Okay, maybe not. But I do see two things happening to feminism at once. The first involves feminism falling victim to a kind of backlash grounded in mainstream anxieties around the social transformations the seventies signified (we also see this in media representations of race in the same era). The second is a matter of feminism suffering from its failure to adequately recognize its own implication and participation in other kinds of social oppression, particularly vis- -vis race and class. Feminism’s inability to broaden its recognition of women’s struggles forced the movement to close ranks around female difference as its signature difference. I don’t blame the backlash on feminism, but this enclosure likely contributed to its reputation as a limited movement set against a limited term, men– and not as a vital social movement with concerns against a broader term, patriarchy. In the popular imagination, feminism isn’t against "oppression"; feminism is against men.
The problem of difference
A misrepresentation indeed, but feminism’s problems-or rather my problem with it- isn’t all about one big misunderstanding. That second thing, the failure to recognize diversity in female struggle, really hurts. Indeed, as I write this, I can’t help but think about how a good portion of my identity as a woman of color has been constituted, ironically, against mainstream feminism-particularly after I came to feel that the black working class background that established my sense of difference from feminism was precisely the kind of identity mainstream/academic feminism imagined itself through. I found it tiresome and dispiriting. I became thoroughly displeased with what I saw as the production then appropriation of my alienation.

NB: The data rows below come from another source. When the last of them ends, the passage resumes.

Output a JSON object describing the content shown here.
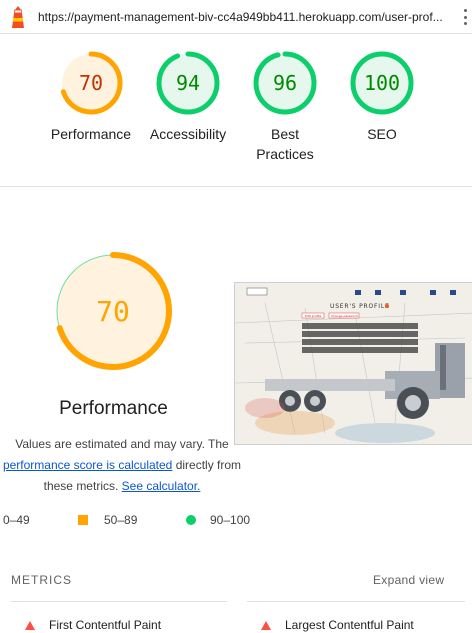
{
  "browser": {
    "url": "https://payment-management-biv-cc4a949bb411.herokuapp.com/user-prof..."
  },
  "scores": [
    {
      "label": "Performance",
      "value": 70,
      "color": "#ffa400",
      "bg": "#fff3e0",
      "text_color": "#c33300"
    },
    {
      "label": "Accessibility",
      "value": 94,
      "color": "#0cce6b",
      "bg": "#e6f8ee",
      "text_color": "#008800"
    },
    {
      "label": "Best Practices",
      "value": 96,
      "color": "#0cce6b",
      "bg": "#e6f8ee",
      "text_color": "#008800"
    },
    {
      "label": "SEO",
      "value": 100,
      "color": "#0cce6b",
      "bg": "#e6f8ee",
      "text_color": "#008800"
    }
  ],
  "main": {
    "score": 70,
    "title": "Performance",
    "desc_text1": "Values are estimated and may vary. The ",
    "desc_link1": "performance score is calculated",
    "desc_text2": " directly from these metrics. ",
    "desc_link2": "See calculator."
  },
  "thumbnail": {
    "title": "USER'S PROFILE",
    "logout": "Logout",
    "edit_btn": "Edit profile",
    "change_btn": "Change password"
  },
  "legend": {
    "fail": "0–49",
    "average": "50–89",
    "pass": "90–100"
  },
  "metrics": {
    "heading": "METRICS",
    "expand": "Expand view",
    "items": [
      "First Contentful Paint",
      "Largest Contentful Paint"
    ]
  }
}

I remember sitting in a woman studies class as an undergrad, the only black student there, and it being announced that "everything Marisa says is very, very special" (wait: it is!). I remember taking another such class in graduate school, again the only black student. After gritting my teeth through a semester of smiling, white matriarchy, I received a B+, my only, and was told that they (it was team taught) were "disappointed" that, after a "stunning" presentation on race and bell hooks, I left "that line of inquiry" behind to do something "more unexpected but too classical" (a paper on gender and justice in The Oresteia). The kicker, of course, is that not only had I been judged for not performing as expected viz. race, but I had never done a presentation on bell hooks. That was my friend Mike, and he is white!

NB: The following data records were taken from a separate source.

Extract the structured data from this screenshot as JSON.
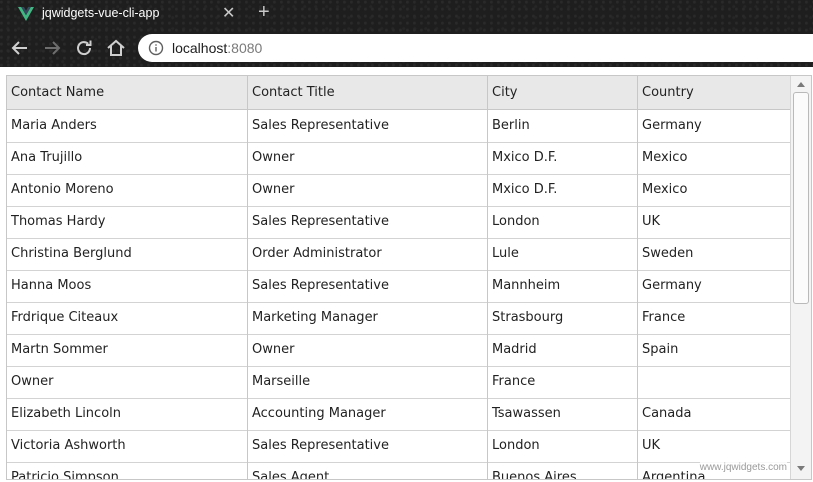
{
  "browser": {
    "tab_title": "jqwidgets-vue-cli-app",
    "tab_close": "✕",
    "new_tab": "+",
    "url_host": "localhost",
    "url_port": ":8080",
    "icons": [
      "back-icon",
      "forward-icon",
      "reload-icon",
      "home-icon",
      "info-icon",
      "vue-logo"
    ]
  },
  "grid": {
    "columns": [
      "Contact Name",
      "Contact Title",
      "City",
      "Country"
    ],
    "rows": [
      [
        "Maria Anders",
        "Sales Representative",
        "Berlin",
        "Germany"
      ],
      [
        "Ana Trujillo",
        "Owner",
        "Mxico D.F.",
        "Mexico"
      ],
      [
        "Antonio Moreno",
        "Owner",
        "Mxico D.F.",
        "Mexico"
      ],
      [
        "Thomas Hardy",
        "Sales Representative",
        "London",
        "UK"
      ],
      [
        "Christina Berglund",
        "Order Administrator",
        "Lule",
        "Sweden"
      ],
      [
        "Hanna Moos",
        "Sales Representative",
        "Mannheim",
        "Germany"
      ],
      [
        "Frdrique Citeaux",
        "Marketing Manager",
        "Strasbourg",
        "France"
      ],
      [
        "Martn Sommer",
        "Owner",
        "Madrid",
        "Spain"
      ],
      [
        "Owner",
        "Marseille",
        "France",
        ""
      ],
      [
        "Elizabeth Lincoln",
        "Accounting Manager",
        "Tsawassen",
        "Canada"
      ],
      [
        "Victoria Ashworth",
        "Sales Representative",
        "London",
        "UK"
      ],
      [
        "Patricio Simpson",
        "Sales Agent",
        "Buenos Aires",
        "Argentina"
      ]
    ],
    "watermark": "www.jqwidgets.com"
  },
  "colors": {
    "chrome_bg": "#1e1e1e",
    "header_bg": "#e8e8e8",
    "border": "#c7c7c7",
    "vue_green": "#41b883",
    "vue_dark": "#35495e"
  }
}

Needless to say, I declared myself done with feminism. Now, quite a few years later, I am back in the fold, but only because I have become comfortable with my reservations and my assertions thereof.

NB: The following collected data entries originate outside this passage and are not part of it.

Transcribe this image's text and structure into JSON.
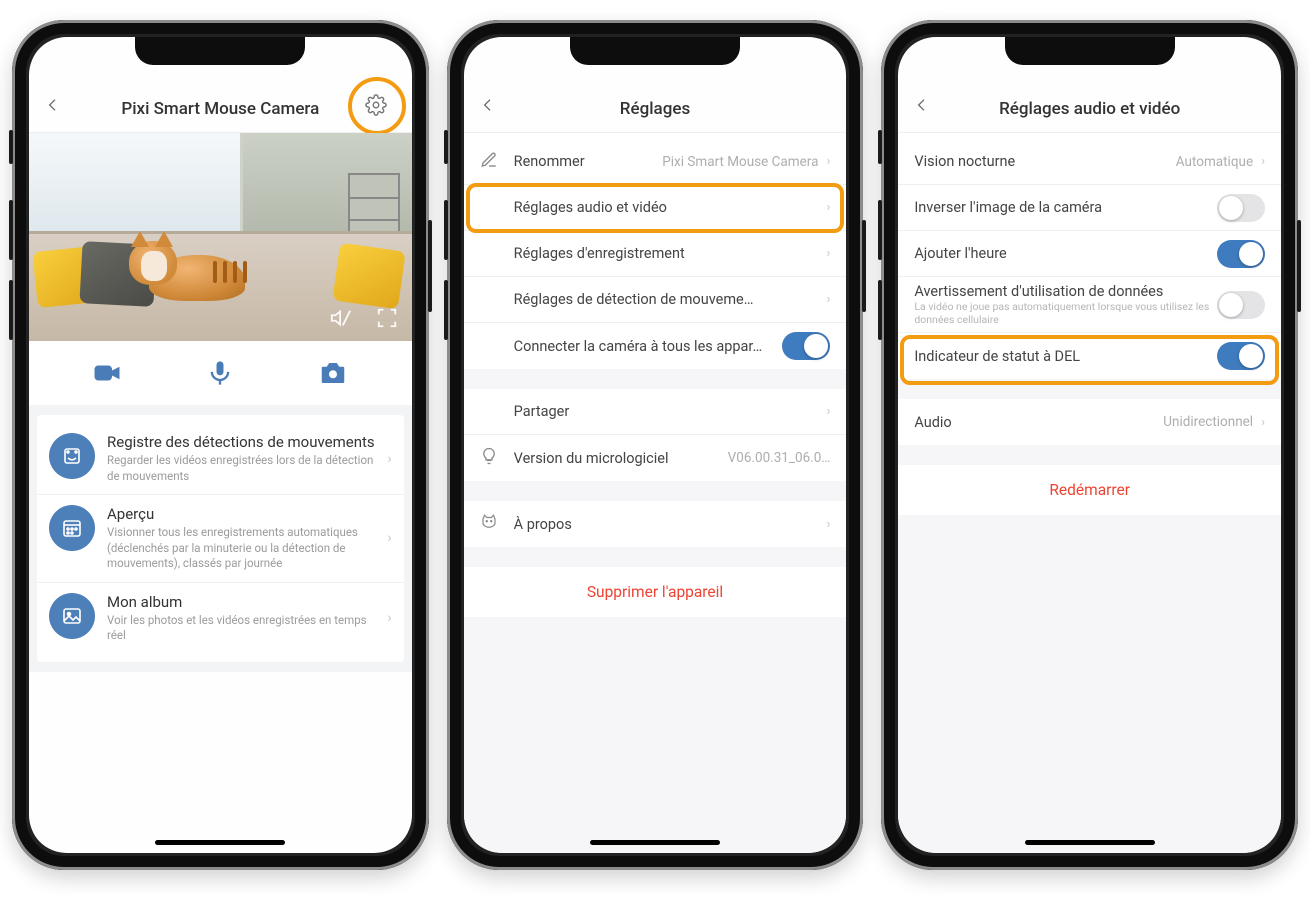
{
  "screen1": {
    "title": "Pixi Smart Mouse Camera",
    "rows": [
      {
        "title": "Registre des détections de mouvements",
        "sub": "Regarder les vidéos enregistrées lors de la détection de mouvements"
      },
      {
        "title": "Aperçu",
        "sub": "Visionner tous les enregistrements automatiques (déclenchés par la minuterie ou la détection de mouvements), classés par journée"
      },
      {
        "title": "Mon album",
        "sub": "Voir les photos et les vidéos enregistrées en temps réel"
      }
    ]
  },
  "screen2": {
    "title": "Réglages",
    "rows": {
      "rename": {
        "label": "Renommer",
        "value": "Pixi Smart Mouse Camera"
      },
      "av": {
        "label": "Réglages audio et vidéo"
      },
      "rec": {
        "label": "Réglages d'enregistrement"
      },
      "motion": {
        "label": "Réglages de détection de mouveme…"
      },
      "connect": {
        "label": "Connecter la caméra à tous les appar…"
      },
      "share": {
        "label": "Partager"
      },
      "fw": {
        "label": "Version du micrologiciel",
        "value": "V06.00.31_06.0…"
      },
      "about": {
        "label": "À propos"
      }
    },
    "delete": "Supprimer l'appareil"
  },
  "screen3": {
    "title": "Réglages audio et vidéo",
    "rows": {
      "night": {
        "label": "Vision nocturne",
        "value": "Automatique"
      },
      "flip": {
        "label": "Inverser l'image de la caméra"
      },
      "time": {
        "label": "Ajouter l'heure"
      },
      "data": {
        "label": "Avertissement d'utilisation de données",
        "sub": "La vidéo ne joue pas automatiquement lorsque vous utilisez les données cellulaire"
      },
      "led": {
        "label": "Indicateur de statut à DEL"
      },
      "audio": {
        "label": "Audio",
        "value": "Unidirectionnel"
      }
    },
    "restart": "Redémarrer"
  },
  "colors": {
    "highlight": "#f39c12",
    "accent": "#3f7bbf",
    "danger": "#e94c3d"
  }
}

A final example: Upon being asked if she would identify herself as a feminist, Michelle Obama gave the following response:
"You know, I’m not that into labels," Obama said. "So probably, if you laid out a feminist agenda, I would probably agree with a large portion of it," she said. "I wouldn’t identify as a feminist just like I probably wouldn’t identify as a liberal or a progressive."
Like many of my female students, powerful and thinking hard about their futures, Michelle Obama here reduces feminism to a label. For much as many students probably aren’t going to sit in class and (consciously) speak through what they imagine to be an exclusionary discourse, Obama’s response is quick and diplomatic, acknowledging that she’s down for women’s rights, but also trying to dissociate from any perceived negative affiliation. Her response offers yet another way of thinking about why a class filled with women– poster children for feminism and its achievements– shun the term. "Feminism," it seems, has become tainted, resonating more as an -ism and less as a way of naming women’s right to make choices for themselves, a right that has been hard won and is always at risk of slipping away.
There is danger in refusing to give woman-centered action a name. Michelle Obama is big and fancy, but in our daily lives such diplomacy puts us at risk for losing sight of our interests as women. After all, conceding important rights and concerns to those of others, in order to keep the peace? Now that’s stereotype to look out for.
To end, I must admit that calling myself a feminist requires an uphill battle, a battle to nevertheless hold the trust of other women of color and also to set forth the terms through which I would like to be recognized by white feminism. I am still uncomfortable. But I have come to believe that this is a battle worth fighting, for the costs of not making connections across gender, race, and class are too high, and will likely be borne on the backs of the very women kept at a distance from the term’s nascent power to force recognition, to make alliances. As I’ve said elsewhere, I might sometimes leave the term behind, but not the game.